A student has 30 minutes to complete an exam. There are 9 multiple choice questions worth 2 points each. There are also 3 short answer questions worth 6 points each. It takes about 3 minutes to answer a multiple choice question and about 5 minutes to complete a short answer question. Let x represent the # of multiple choice problems the student should answer correctly and, y represent the # of short answer problems they should answer correctly. Question 1 State the Objective Function (using the variable S for score) that could be used to maximize the exam score in the linear programming problem given.(1 point) Responses S=3x+5y cap s is equal to 3 x plus 5 y S=6x+2y cap s is equal to 6 x plus 2 y S=2x+6y cap s is equal to 2 x plus 6 y S=5x+3y

Question

A student has 30 minutes to complete an exam. There are 9 multiple choice questions worth 2 points each. There are also 3 short answer questions worth 6 points each. It takes about 3 minutes to answer a multiple choice question and about 5 minutes to complete a short answer question. Let x represent the # of multiple choice problems the student should answer correctly and, y represent the # of short answer problems they should answer correctly. Question 1 State the Objective Function (using the variable S for score) that could be used to maximize the exam score in the linear programming problem given.(1 point) Responses S=3x+5y cap s is equal to 3 x plus 5 y S=6x+2y cap s is equal to 6 x plus 2 y S=2x+6y cap s is equal to 2 x plus 6 y S=5x+3y

Answer 1

The objective function that could be used to maximize the exam score in the linear programming problem is:

S = 2x + 6y

Answer 2

The objective function that could be used to maximize the exam score in the linear programming problem given is:

S = 2x + 6y

In this objective function, S represents the score, x represents the number of multiple choice problems answered correctly, and y represents the number of short answer problems answered correctly. The coefficients 2 and 6 represent the points assigned for each correctly answered multiple choice and short answer question, respectively.

Answer 3

The objective function in this case represents the linear equation that calculates the student's exam score based on the number of multiple-choice questions answered correctly (x) and the number of short answer questions answered correctly (y). Since each multiple-choice question is worth 2 points and each short answer question is worth 6 points, you can use the objective function to maximize the score by maximizing the number of correct answers for both types of questions.

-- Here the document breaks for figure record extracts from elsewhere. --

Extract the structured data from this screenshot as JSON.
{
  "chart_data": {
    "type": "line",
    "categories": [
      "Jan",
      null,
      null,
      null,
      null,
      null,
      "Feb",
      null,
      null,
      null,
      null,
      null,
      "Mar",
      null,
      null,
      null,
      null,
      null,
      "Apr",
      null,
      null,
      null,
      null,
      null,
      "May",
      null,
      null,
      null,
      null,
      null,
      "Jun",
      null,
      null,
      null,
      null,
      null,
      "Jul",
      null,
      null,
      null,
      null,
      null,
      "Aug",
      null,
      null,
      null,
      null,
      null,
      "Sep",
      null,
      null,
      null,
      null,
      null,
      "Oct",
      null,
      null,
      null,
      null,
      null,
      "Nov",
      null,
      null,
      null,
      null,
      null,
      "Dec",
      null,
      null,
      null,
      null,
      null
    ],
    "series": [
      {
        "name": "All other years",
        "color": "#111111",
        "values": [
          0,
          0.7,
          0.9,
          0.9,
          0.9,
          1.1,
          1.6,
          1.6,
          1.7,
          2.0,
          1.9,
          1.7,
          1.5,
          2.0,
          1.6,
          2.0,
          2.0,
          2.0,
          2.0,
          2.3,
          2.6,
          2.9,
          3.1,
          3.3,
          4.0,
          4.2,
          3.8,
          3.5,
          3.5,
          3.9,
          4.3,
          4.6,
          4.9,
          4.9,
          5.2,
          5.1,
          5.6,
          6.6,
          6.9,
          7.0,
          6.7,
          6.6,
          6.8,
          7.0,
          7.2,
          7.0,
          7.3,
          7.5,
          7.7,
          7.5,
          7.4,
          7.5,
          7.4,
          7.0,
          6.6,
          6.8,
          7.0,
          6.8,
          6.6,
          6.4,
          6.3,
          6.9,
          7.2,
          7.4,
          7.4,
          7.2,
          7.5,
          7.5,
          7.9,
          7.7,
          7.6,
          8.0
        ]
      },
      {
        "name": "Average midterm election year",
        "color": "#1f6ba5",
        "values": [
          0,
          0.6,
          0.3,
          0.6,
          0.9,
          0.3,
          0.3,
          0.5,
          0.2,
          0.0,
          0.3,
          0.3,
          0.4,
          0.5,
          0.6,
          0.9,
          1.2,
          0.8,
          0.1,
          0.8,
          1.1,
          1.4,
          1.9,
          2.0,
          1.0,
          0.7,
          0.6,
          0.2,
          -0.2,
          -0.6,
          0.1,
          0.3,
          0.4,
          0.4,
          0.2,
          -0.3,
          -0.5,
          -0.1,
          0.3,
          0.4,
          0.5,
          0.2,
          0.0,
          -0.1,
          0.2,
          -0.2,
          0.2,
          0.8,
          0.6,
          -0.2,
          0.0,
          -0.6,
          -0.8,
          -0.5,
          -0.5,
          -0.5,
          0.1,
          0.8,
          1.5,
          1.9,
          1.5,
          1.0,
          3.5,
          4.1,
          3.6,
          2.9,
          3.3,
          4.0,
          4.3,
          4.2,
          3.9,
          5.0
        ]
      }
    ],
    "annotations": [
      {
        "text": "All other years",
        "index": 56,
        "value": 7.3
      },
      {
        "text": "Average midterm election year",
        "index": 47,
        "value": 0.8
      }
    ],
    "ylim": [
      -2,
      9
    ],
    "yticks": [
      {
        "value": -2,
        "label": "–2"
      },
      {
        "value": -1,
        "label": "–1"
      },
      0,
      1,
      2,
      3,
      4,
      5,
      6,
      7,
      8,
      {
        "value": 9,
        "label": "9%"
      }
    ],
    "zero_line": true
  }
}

Given the information, we know that the objective function should include the following terms:
- 2x: Represents the score obtained from correctly answering multiple-choice questions.
- 6y: Represents the score obtained from correctly answering short answer questions.

Therefore, the objective function that maximizes the exam score in this linear programming problem is:

S = 2x + 6y

So, the correct answer is: S = 2x + 6y.